И совершенствовали мастерство паренька в шулерстве и весь последующий день с краткими перерывами. О любви больше не говорили, но напряжение все-таки ощущалось...

Ханна даже подумала в какой-то момент: «А почему бы и нет? Оливер даже не представляет, как много ей дал в противовес ожиданиям, и плата ее – наука подтасовывать карты – ничтожная дань за подаренную свободу». Она, если задуматься, все равно что обманывала его, пользуясь добротой и наивностью бедного мальчика. Будь на его месте кто-то другой, с Ханны давно бы затребовали желаемое....

Глава 7

Следом за дерзкой девицей из комнаты выскочил Дерек. Знал, что виновен... Предатель! Роберт ему доверял, свято верил, что под его бдительным оком с братом ничего не случится. Ничего вот такого, как только что, когда какая-то лживая оборотница, заморочив братцу мозги, не только в кровать к нему прыгнула, но и сделала вид, что он должен кому-то там деньги за возможность с ней переспать.

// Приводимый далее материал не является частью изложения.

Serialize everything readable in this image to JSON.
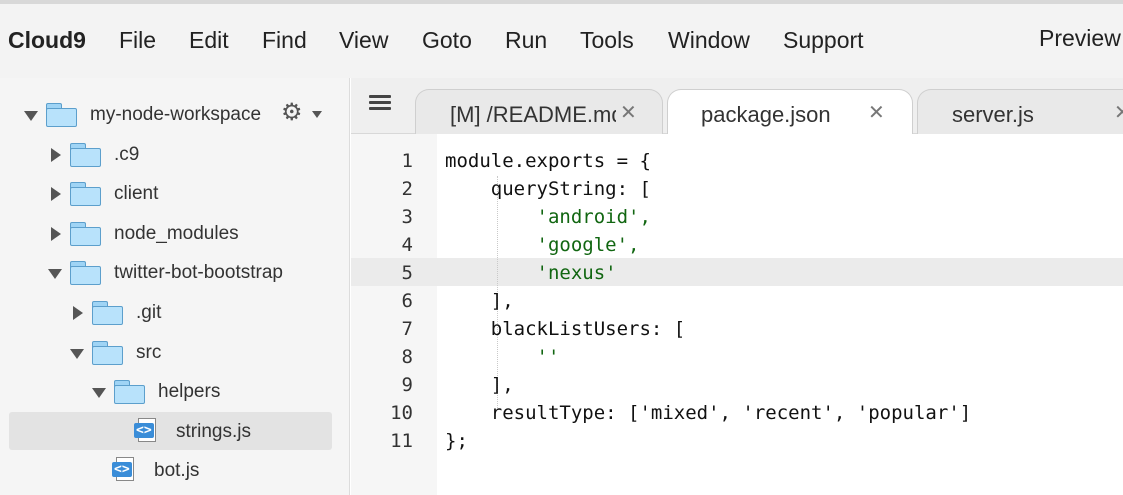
{
  "menubar": {
    "brand": "Cloud9",
    "items": [
      "File",
      "Edit",
      "Find",
      "View",
      "Goto",
      "Run",
      "Tools",
      "Window",
      "Support"
    ],
    "preview": "Preview"
  },
  "sidebar": {
    "workspace": "my-node-workspace",
    "tree": [
      {
        "label": ".c9",
        "type": "folder",
        "expanded": false
      },
      {
        "label": "client",
        "type": "folder",
        "expanded": false
      },
      {
        "label": "node_modules",
        "type": "folder",
        "expanded": false
      },
      {
        "label": "twitter-bot-bootstrap",
        "type": "folder",
        "expanded": true
      },
      {
        "label": ".git",
        "type": "folder",
        "expanded": false
      },
      {
        "label": "src",
        "type": "folder",
        "expanded": true
      },
      {
        "label": "helpers",
        "type": "folder",
        "expanded": true
      },
      {
        "label": "strings.js",
        "type": "file",
        "selected": true
      },
      {
        "label": "bot.js",
        "type": "file"
      }
    ]
  },
  "tabs": [
    {
      "label": "[M] /README.md",
      "active": false
    },
    {
      "label": "package.json",
      "active": true
    },
    {
      "label": "server.js",
      "active": false
    }
  ],
  "editor": {
    "current_line": 5,
    "lines": [
      {
        "n": "1",
        "code": "module.exports = {"
      },
      {
        "n": "2",
        "code": "    queryString: ["
      },
      {
        "n": "3",
        "code": "        'android',"
      },
      {
        "n": "4",
        "code": "        'google',"
      },
      {
        "n": "5",
        "code": "        'nexus'"
      },
      {
        "n": "6",
        "code": "    ],"
      },
      {
        "n": "7",
        "code": "    blackListUsers: ["
      },
      {
        "n": "8",
        "code": "        ''"
      },
      {
        "n": "9",
        "code": "    ],"
      },
      {
        "n": "10",
        "code": "    resultType: ['mixed', 'recent', 'popular']"
      },
      {
        "n": "11",
        "code": "};"
      }
    ]
  },
  "colors": {
    "string": "#116611",
    "folder": "#b8e2fb",
    "js_badge": "#3a8dd8"
  }
}
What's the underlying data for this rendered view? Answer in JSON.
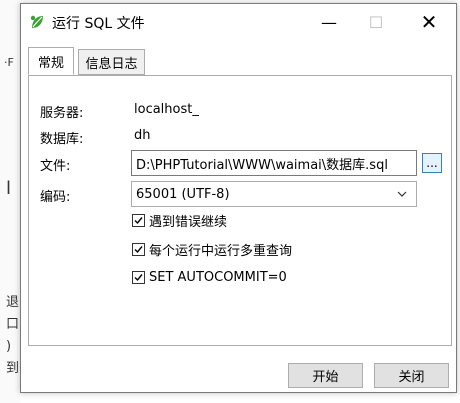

Эти шлюхи всякий стыд потеряли! Бессовестные мерзавки.

– Ты тоже вставай, одевайся, – приказал он с меньшим апломбом, но все-таки веско. – Я велел закладывать экипаж – ты едешь в Оксфорд!

Оливер, хмуро глядя из-под бровей, буркнул в ответ:

– А вот и не еду...

– Едешь, – возразил Роберт. – И сию же минуту.

Молодой человек вскинул вверх подбородок.

– Ты не смеешь так со мной поступать: я уже не ребенок, в конце концов. Мне восемнадцать, и я могу делать, что пожелаю!

– И ты желаешь просаживать деньги в карты и спать со всякими девками? – вкрадчиво спросил брат, подавшись к нему. – Хороши же желания.

Оливер снова буркнул:

– Ханна – не девка, не смей ее оскорблять. Она, между прочим, мне друг!

– Видел я вашу «дружбу». Очень трепетная, я бы сказал!

– Не знал, что ты такой гадкий! – вскинулся молодой человек, вскакивая на ноги. – Даже если я спал с ней, что здесь такого?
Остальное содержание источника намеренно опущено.